Alternatively, you can create a custom technical lineage.
Create a script to generate a list of SQL queries
For each pair of source (view) and target (materialized view table), create a script as follows:
INSERT INTO 'dhw.sales.mv_customers'
SELECT * FROM 'dhw.sales.v_customers';
The generated SQL queries then need to be harvested by the CLI lineage harvester. There are two options for this, depending on where you choose to store the generated SQL code.
Option 1: Store SQL in text files
If your external script saves the INSERT INTO statements as physical text files, you can ingest them in Collibra as a separate source.
- Method: Use an additional SqlDirectory type source in your configuration.
- Benefit: This is ideal if you already have a process that logs SQL transformations into a folder or repository.
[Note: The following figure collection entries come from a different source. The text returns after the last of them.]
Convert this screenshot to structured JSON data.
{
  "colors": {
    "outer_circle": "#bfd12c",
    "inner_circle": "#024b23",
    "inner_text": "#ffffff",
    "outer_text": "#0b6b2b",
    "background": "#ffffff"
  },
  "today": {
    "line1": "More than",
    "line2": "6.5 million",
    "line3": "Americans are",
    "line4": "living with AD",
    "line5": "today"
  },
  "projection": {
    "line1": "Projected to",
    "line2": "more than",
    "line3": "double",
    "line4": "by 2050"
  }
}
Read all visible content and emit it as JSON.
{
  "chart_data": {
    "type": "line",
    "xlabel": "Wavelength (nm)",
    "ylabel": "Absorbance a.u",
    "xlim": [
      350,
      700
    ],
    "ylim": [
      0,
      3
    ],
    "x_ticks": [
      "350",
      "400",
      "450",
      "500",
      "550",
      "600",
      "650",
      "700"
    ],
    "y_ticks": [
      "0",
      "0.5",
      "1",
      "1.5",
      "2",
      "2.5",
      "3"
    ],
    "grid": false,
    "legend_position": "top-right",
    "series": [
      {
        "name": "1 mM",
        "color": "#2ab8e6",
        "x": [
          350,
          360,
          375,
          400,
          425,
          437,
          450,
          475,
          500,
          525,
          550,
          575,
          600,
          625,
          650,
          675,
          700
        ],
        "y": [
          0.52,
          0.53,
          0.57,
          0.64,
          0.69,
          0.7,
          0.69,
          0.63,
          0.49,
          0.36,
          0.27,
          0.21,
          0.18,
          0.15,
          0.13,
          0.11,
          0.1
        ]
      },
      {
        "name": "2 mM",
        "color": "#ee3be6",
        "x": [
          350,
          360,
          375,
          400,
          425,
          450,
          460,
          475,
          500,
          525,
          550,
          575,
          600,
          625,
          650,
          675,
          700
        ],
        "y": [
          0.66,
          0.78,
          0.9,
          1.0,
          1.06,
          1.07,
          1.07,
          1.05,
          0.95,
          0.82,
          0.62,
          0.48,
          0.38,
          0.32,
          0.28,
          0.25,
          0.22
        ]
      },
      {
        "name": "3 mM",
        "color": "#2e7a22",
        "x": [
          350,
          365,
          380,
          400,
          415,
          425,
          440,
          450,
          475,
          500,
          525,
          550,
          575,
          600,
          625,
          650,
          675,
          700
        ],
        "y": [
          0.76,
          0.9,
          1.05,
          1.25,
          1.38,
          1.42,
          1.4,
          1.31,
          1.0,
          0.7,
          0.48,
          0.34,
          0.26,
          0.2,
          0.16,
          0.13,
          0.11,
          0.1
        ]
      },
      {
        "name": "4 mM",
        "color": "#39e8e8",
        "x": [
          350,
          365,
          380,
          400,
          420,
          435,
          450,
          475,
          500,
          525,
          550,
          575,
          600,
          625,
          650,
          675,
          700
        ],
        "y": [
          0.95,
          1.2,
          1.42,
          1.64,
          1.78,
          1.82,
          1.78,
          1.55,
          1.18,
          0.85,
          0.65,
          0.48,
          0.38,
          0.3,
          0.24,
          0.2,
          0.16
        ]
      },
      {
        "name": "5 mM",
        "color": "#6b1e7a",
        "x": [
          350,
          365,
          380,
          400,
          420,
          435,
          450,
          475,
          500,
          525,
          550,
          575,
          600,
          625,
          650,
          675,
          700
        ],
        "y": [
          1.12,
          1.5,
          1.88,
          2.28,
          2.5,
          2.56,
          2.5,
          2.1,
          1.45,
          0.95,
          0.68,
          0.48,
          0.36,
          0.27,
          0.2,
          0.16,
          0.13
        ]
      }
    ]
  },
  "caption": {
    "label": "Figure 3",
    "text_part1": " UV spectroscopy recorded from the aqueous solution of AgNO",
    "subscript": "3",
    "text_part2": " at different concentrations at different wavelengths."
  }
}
Option 2: Store SQL in a database table
If your external script writes the SQL code into a table within your data source, you don't need to create separate files.
- Method: You modify your harvesting query so that it pulls the code directly from that table.
- On-the-fly logic: In this scenario, the SQL queries are generated or retrieved by the harvesting query itself during the sync process.
- Benefit: You do not need to manage or store the generated SQL queries anywhere outside of the database.
SELECT
t.table_name,
t.ddl as sourceCode,
CONCAT(t.table_schema, '.', t.table_name) as groupName,
t.table_schema as schemaName
FROM `##PROJECT_ID##`.`##DSNAME##`.`INFORMATION_SCHEMA.TABLES` t
WHERE t.table_type IN ('MATERIALIZED VIEW','VIEW')
UNION ALL
SELECT
CONCAT('m', t.table_name),
CONCAT('INSERT INTO `m', t.table_name, '` SELECT * FROM `', t.table_name, '`') as sourceCode,
CONCAT('Generated m', t.table_schema, '.', t.table_name) as groupName,
t.table_schema as schemaName
FROM `##PROJECT_ID##`.`##DSNAME##`.`INFORMATION_SCHEMA.TABLES` t
WHERE
t.table_type IN ('VIEW')
AND STARTS_WITH(t.table_name, 'v_')
The second SELECT generates the necessary INSERT INTOs for all views in your data source that have a name starting with v_.